The proceedings, which resulted in the appointment of the receiver in this cause, were instituted on August 20th, 1925. The appellant was employed by the insolvent company as secretary and sales manager. He filed a claim with the receiver for $711.49, and claimed to be entitled to preference under section 83 of the General Corporation act. 2 Comp. Stat. p. 1650. This claim was made up of two items, to wit, $333.33, representing salary due him from the defendant company for the two months preceding the institution of these proceedings and an additional sum of $378.16, representing moneys expended by him for railroad fares, hotel bills, meals and incidental expenses while traveling for the insolvent company. The receiver allowed that portion of the claim which represented salary as a preferred claim, but refused to give preference to the portion of the claim representing moneys advanced by claimant for expenses, allowing this portion as a general claim. From this determination of the receiver the claimant has appealed to this court, and asks for reversal of the receiver's decision with reference to the expense money.
The statutory provision under which this claim for preference is made is as follows:
"83. In case of the insolvency of any corporation the laborers and workmen, and all persons doing labor or service of whatever character, in the regular employ of such corporation, shall have a first and prior lien upon the assets thereof for the amount of wages due
to them, respectively, for all labor, work and services done, performed or rendered within two months next preceding the date when proceedings in insolvency shall be actually instituted and begun against such solvent corporation." P.L. 1896 p. 303; 2Comp. Stat. p. 1650 § 83.
To entitle a claimant to preference under this section the claim must be for wages due for labor or services rendered within two months next preceding the date of the institution of insolvency proceedings.
The Standard Dictionary defines "wage" as "payment for service rendered, especially the pay of manual laborers receiving a fixed sum per day, week or month." See, also, 40 Cyc. 240, where the word "wages" is similarly defined.
In Delaware, Lackawanna and Western Railroad Co. v. OxfordIron Co. 33 N.J. Eq. 192 (at p. 202), Vice-Chancellor Van Fleet held that the preference given by this section of the Corporation act "is in derogation of the common right of equality among creditors of the same rank, and the scope of the statute should not, therefore, be extended by construction," and in holding that interest on a claim for wages was not allowable as a preferred claim, further said: "The court is bound to give what is granted, but nothing more. The lien given is for wages, and, I think, the court is bound to restrict it to wages." See, also,Lehigh Valley Coal and Navigation Co. v. Central Railroad Co.,29 N.J. Eq. 252.
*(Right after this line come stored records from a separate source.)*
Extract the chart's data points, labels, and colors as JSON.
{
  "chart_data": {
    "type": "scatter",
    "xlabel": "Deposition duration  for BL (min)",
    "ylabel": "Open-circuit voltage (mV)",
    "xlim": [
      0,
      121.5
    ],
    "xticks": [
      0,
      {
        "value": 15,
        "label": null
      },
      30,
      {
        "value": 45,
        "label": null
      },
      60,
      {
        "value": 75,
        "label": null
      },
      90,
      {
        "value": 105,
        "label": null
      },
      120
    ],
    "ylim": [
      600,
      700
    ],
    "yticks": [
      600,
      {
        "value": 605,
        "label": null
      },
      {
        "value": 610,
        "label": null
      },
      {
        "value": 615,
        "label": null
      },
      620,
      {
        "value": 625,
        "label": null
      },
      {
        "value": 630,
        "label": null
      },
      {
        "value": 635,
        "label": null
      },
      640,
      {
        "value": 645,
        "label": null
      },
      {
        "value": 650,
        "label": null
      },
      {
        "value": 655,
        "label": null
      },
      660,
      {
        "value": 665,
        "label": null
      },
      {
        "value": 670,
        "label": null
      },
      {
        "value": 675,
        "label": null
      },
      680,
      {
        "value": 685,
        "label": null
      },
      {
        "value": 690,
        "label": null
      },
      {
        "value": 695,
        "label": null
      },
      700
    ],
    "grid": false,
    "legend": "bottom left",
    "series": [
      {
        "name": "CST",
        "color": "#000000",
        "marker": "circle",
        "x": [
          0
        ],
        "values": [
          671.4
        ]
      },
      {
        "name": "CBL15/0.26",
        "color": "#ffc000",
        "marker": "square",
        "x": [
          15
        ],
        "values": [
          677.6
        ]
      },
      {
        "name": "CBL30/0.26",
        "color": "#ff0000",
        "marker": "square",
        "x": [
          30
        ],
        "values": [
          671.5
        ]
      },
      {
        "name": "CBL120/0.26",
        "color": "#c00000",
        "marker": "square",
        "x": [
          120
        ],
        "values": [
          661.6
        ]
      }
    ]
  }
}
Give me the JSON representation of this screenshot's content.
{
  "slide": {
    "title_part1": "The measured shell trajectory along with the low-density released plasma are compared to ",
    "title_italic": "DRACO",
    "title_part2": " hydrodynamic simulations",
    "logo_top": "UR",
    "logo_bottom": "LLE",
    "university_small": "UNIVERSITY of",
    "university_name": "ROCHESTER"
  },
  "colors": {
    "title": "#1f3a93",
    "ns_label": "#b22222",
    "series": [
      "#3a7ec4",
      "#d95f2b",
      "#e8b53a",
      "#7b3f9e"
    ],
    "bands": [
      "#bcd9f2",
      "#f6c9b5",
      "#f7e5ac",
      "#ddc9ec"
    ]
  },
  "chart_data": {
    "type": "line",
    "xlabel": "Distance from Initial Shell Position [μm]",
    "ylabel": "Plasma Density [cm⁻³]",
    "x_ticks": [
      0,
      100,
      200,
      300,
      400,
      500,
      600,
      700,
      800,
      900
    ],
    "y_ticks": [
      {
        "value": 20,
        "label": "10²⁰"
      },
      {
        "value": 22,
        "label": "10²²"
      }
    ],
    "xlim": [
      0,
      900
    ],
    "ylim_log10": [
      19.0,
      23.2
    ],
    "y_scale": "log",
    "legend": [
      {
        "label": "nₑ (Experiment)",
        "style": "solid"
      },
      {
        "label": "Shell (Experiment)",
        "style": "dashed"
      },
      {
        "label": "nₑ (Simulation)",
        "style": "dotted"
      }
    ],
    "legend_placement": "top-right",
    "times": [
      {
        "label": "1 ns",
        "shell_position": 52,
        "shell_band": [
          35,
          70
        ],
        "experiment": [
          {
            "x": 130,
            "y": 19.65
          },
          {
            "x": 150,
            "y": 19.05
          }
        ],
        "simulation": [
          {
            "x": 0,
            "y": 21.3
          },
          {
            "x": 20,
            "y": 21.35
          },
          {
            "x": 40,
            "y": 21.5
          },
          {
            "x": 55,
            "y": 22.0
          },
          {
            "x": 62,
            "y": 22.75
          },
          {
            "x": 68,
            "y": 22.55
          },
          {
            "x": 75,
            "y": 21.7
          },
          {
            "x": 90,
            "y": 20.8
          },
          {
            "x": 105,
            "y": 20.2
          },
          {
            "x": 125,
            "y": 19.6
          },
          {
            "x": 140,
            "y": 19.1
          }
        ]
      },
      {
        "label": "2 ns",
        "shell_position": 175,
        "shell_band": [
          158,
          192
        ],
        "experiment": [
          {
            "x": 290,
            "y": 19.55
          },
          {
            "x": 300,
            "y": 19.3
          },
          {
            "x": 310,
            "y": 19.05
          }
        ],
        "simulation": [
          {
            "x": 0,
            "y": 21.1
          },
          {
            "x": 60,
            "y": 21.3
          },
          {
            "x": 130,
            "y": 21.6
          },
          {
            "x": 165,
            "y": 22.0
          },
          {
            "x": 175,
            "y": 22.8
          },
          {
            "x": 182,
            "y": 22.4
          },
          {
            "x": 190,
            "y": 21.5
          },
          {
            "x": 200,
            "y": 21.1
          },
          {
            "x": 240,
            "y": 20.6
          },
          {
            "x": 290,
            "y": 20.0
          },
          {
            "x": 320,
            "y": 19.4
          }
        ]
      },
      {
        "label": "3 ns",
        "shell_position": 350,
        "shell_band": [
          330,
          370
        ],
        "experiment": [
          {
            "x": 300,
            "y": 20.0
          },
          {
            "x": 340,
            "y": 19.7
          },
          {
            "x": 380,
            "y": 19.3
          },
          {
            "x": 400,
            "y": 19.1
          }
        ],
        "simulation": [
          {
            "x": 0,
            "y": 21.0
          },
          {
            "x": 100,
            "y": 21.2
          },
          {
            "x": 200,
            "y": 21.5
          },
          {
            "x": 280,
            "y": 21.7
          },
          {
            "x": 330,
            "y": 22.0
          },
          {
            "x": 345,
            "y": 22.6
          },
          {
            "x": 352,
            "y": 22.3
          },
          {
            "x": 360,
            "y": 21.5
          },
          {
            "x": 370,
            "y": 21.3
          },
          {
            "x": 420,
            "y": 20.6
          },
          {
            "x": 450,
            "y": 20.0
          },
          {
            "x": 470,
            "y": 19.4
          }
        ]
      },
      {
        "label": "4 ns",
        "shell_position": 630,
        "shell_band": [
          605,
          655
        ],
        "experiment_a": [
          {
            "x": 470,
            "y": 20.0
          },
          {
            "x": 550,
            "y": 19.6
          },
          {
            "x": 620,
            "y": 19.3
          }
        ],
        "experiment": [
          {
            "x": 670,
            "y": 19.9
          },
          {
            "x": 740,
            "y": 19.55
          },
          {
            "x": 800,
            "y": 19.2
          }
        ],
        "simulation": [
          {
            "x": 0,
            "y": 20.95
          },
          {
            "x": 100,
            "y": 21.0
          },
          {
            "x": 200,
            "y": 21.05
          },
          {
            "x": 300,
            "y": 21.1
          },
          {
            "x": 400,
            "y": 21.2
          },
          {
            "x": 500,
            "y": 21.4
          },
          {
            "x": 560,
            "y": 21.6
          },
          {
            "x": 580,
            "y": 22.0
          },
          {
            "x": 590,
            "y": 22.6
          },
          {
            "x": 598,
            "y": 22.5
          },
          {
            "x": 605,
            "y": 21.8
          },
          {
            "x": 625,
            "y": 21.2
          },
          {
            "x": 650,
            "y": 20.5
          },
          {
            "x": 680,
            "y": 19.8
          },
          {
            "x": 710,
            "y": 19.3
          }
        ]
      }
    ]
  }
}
Appellant cites Watson v. Watson Manufacturing Co., 30 N.J. Eq. 588,
as authority for his contention that he is entitled to a preference on his whole claim. In that case, a drayman's claim for wages due to him for services rendered by him with the aid of his horses and wagon was allowed as a preferred claim, and this was on the theory that the horses and drays were the tools or instruments of his trade, and the appellant insists that so, also, were the trains, hotels, meals, c., the tools or instruments of his employment, and that, consequently, he is entitled to a preference for the expenses thus incurred. The cases are not analogous. In the Watson Case the drayman, his horses and drays, were employed as a single entity, and his claim could not well be divided. In the case now under consideration, however, the
claimant was hired as secretary and sales manager for a definite and fixed monthly salary. The testimony submitted on this appeal does not indicate any express agreement for the payment of the expenses of the claimant, either as a part of his salary or compensation, or otherwise; although from the course of dealings between the claimant and his employer an agreement for reimbursement might be implied, as the statement submitted by the claimant shows reimbursement by the insolvent company from time to time of the moneys expended by the appellant. It seems quite clear, however, that the advances by the appellant of his own expense money was in the nature of a temporary loan to the company, and the amount due him for such advances cannot, under these circumstances, be considered "wages." Undoubtedly, in a well-ordered business the employer would have advanced expense money to the employe, but the claimant, notwithstanding his intimate knowledge of the company's affairs and its financial difficulties, voluntarily advanced the moneys required for his expenses, and this must, necessarily, be considered as a loan. But, even if I considered the appellant to be entitled to a preference for this claim, then it could not be allowed for the full amount, inasmuch as the amount of money advanced by him for expenses for the two months preceding August 20th, 1925, was only $177.75, and not $378.16, the amount of the claim disallowed. Under no circumstances could this claim exceed the amount advanced during the two months' period. The account shows further that, during the same period, he received from the company on account of expenses the sum of $185. The receiver claims that the payments during the two months' period should be applied to the disbursements during the same period, and that, therefore, nothing is due to claimant for this period in any event; but, in the view I take of this case, it is unnecessary to decide this point. I am of the opinion that the expense moneys advanced by the claimant, and for which preference is now claimed, are not within the statute. The determination of the receiver will therefore be sustained.